When it comes to the question of federal government involvement in the scandal, the federal government played numerous positive roles in this scandal. First and foremost, it is the federal government that settled the lawsuit that accused the Veteran Affairs of misuse of property meant to cater for the over 4200 veterans in Los Angeles. In the 2011 lawsuit, the federal government also exposed evidence supporting that the veteran agency was leasing the land to private businesses in order to make a profit. Recently, Judge S. James Otero halted the construction of a private amphitheater on the property. The federal government, led by President Obama, also supported Mayor Garcetti’s efforts that led to the housing of many homeless veterans in Los Angeles (this also provides evidence for the existence of intergovernmental relations). Finally, recently in 2018, a federal audit exposed rampant fraud and corruption involving the illicit land sharing agreements made by crooked Veterans Affairs officials.

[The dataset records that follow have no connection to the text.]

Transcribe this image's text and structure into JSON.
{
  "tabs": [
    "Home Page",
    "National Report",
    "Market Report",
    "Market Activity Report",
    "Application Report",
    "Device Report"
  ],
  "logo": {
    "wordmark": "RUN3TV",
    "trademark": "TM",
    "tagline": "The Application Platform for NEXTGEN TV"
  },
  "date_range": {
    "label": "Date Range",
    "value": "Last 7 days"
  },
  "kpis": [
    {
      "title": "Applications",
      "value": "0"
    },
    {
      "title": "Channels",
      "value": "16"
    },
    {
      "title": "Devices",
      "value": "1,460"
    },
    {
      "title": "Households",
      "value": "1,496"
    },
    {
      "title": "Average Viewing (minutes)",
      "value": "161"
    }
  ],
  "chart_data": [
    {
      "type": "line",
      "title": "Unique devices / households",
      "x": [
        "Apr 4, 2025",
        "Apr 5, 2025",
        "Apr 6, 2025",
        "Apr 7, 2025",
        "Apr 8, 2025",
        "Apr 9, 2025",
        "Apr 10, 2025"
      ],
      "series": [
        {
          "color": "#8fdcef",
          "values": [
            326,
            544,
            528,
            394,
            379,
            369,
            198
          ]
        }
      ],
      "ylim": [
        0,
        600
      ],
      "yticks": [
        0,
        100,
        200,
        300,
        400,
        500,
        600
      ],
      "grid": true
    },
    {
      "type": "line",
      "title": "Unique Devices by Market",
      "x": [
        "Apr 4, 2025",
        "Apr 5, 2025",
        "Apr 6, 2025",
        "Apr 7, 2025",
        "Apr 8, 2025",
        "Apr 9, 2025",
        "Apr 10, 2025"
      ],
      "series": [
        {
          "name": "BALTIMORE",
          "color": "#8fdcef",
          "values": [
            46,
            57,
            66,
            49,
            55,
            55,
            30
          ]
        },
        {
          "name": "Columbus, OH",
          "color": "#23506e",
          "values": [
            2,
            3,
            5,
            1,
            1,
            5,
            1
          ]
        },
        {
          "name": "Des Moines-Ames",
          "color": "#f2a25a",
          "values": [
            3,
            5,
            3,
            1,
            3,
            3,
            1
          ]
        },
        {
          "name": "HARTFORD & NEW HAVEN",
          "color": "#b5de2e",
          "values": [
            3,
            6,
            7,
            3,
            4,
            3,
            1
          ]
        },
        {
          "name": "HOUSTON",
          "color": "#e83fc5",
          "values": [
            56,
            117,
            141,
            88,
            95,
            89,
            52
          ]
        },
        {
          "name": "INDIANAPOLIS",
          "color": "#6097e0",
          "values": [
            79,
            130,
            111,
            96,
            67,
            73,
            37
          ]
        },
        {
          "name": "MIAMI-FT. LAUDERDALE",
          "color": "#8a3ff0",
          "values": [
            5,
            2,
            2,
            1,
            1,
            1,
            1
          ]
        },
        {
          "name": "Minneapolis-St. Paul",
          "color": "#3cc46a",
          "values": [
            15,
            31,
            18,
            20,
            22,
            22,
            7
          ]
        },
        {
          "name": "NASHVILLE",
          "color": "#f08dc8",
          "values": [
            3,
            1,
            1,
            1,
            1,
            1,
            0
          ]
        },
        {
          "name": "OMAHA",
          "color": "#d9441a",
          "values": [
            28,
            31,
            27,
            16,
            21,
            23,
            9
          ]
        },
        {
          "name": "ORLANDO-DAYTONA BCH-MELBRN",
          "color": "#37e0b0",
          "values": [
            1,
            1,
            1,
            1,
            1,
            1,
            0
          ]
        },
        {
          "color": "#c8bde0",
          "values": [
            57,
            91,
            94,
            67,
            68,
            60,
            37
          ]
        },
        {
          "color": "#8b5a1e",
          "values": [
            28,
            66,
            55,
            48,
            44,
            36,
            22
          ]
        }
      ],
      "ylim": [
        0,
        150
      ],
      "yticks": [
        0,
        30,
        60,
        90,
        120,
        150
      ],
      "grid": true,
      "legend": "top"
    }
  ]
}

As for democracy, the United States of America being a democratic state provide adequate support that democracy was involved in the case. These are evidenced by the many demonstrations that were carried out by members of the Old Veterans Club. Although they were often intimidated and harassed by the police, it shows that at least, the people do have the right to demonstrate, which is a characteristic of democracies.

Did public finance play a role in the local government case study? In the case study selected for this paper, there was no public finance involved. There was however public property involved. The land that was being misused had been set apart by the federal government for the public purpose of settling the homeless veterans of Los Angeles. The only funds that are close to public funds in this case study are those that the crooked officials of the Veterans Affairs obtained after misusing the property.

So far, there have not been any forms of city planning involved, except that the 338-acres of land had been set out by the federal government of America to build a complex facility that could cater for the many veterans who are homeless in Los Angeles. There however been debates of reinitiating the idea, after the lawsuit has been settled, and the land returned to the public. It is also very essential to mention that the case of corruption in the Los Angeles Veteran Affairs does not involve economic development. This is because the property had already been set out for a non-profit endeavor.

In conclusion, it’s important to mention that the case study involves very many aspects of citizen involvement. This ranges from protesters to the very homeless veterans who the property belongs to. It’s also important while making the final remarks to mention that the issue of management of the human resource is not so important to the case unless the decision of construction of a veteran facility is reached at. The final remarks of this paper would be to mention some important points for the Los Angeles policymakers. The veterans represent a very important facet of the

American community. They symbolize the struggles America has endured to get where it is. It is, therefore, a very important step to preserve this symbol by giving them a home and catering for all their needs. The V.A should be charged for embezzlement of a public resource and the land returned to the public for construction of the veterans facility.




Works Cited:

Kelly, K. M. (1976). Community Property, II. Calif. L. Rev.64, 305.

SURF, W. Who’s News.

England, R. E., Pelissero, J. P., & Morgan, D. R. (2016). Managing urban America. CQ Press.


López, R. W. (2009). Community resistance and conditional patriotism in cold war Los Angeles. Latino Studies7(4), 457-479.